This is a chronological list of Manchester City managers, comprising all those who have held the position of manager for the first team and its predecessors West Gorton (St. Marks) and Ardwick. In the Football League era the club has appointed 47 managers; including pre-league managers and temporary caretakers more than 40 men have held responsibility for team selection. Nine of them have won major silverware.

The longest serving manager was Wilf Wild, who was in charge from 1932 to 1946, for a total length of 14 years and 9 months. However, as Wild's tenure covered the entire length of the Second World War, in which no competitive football was played, he is not the man with the most competitive seasons served as manager. Les McDowall, who was in charge from 1950 to 1963, a period of 13 years, managed the club for the most competitive seasons.

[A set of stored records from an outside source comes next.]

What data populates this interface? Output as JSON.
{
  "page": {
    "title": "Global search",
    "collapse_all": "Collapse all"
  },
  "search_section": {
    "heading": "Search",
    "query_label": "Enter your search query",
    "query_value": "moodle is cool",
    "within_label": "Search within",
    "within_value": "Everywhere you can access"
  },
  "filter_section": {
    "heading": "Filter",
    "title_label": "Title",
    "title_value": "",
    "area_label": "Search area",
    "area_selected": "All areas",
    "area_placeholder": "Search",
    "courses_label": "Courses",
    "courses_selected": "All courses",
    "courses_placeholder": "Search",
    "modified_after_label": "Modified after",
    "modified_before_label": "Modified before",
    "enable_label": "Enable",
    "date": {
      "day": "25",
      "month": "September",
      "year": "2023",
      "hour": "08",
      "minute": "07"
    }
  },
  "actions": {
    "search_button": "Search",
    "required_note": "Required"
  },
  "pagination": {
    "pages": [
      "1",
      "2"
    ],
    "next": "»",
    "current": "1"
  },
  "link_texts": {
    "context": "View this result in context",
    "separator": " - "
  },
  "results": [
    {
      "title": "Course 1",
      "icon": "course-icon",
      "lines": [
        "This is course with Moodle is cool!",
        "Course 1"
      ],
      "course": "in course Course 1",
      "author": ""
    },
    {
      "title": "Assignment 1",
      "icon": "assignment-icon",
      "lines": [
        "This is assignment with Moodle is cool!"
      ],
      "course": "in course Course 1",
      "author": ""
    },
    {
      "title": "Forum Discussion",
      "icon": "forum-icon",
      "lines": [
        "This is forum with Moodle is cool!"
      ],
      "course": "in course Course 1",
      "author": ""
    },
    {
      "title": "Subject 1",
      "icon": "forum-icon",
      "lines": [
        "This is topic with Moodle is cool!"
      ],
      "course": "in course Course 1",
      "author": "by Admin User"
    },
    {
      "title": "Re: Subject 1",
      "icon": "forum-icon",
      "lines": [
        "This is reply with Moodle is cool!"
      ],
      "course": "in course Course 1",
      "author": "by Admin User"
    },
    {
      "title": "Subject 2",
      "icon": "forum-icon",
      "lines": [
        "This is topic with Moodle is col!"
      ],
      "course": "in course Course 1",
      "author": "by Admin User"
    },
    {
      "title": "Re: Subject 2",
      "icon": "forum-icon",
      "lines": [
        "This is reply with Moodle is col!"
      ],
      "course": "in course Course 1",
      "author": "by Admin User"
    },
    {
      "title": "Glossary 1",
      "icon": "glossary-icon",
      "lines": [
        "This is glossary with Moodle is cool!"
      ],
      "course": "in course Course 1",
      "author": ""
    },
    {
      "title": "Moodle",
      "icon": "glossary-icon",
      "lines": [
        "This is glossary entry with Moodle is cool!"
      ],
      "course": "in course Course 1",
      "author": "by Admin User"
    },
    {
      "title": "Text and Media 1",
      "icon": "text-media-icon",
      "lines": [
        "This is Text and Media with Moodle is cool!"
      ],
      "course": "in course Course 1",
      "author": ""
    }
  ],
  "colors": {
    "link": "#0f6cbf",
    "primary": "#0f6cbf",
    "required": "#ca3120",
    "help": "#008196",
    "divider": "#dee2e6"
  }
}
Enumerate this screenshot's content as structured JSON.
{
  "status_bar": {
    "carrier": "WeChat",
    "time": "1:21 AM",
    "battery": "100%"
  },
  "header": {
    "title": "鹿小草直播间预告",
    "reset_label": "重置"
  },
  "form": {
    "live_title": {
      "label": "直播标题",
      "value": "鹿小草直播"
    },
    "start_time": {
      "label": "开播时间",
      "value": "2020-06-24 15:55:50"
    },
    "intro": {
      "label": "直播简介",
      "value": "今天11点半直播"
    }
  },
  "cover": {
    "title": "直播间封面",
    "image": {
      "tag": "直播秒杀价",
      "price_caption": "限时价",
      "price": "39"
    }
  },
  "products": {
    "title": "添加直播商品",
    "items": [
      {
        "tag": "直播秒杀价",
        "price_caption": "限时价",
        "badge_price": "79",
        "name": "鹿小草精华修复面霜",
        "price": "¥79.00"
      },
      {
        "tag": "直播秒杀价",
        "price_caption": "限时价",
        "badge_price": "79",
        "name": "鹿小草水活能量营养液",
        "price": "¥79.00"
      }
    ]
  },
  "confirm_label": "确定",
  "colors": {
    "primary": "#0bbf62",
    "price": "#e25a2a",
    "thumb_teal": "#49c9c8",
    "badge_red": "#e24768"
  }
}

The most successful manager of Manchester City and the manager who took charge of most games was Pep Guardiola, who managed 593 games, and won 20 trophies in his ten years in charge between 2016 and 2026. He is also the leading manager in terms of games won and % of games won.

==History==
===Early years (1880s–1950s)===

Les McDowall was City manager from 1950 to 1963; his tenure of thirteen years makes him the longest-serving manager in Manchester City's history.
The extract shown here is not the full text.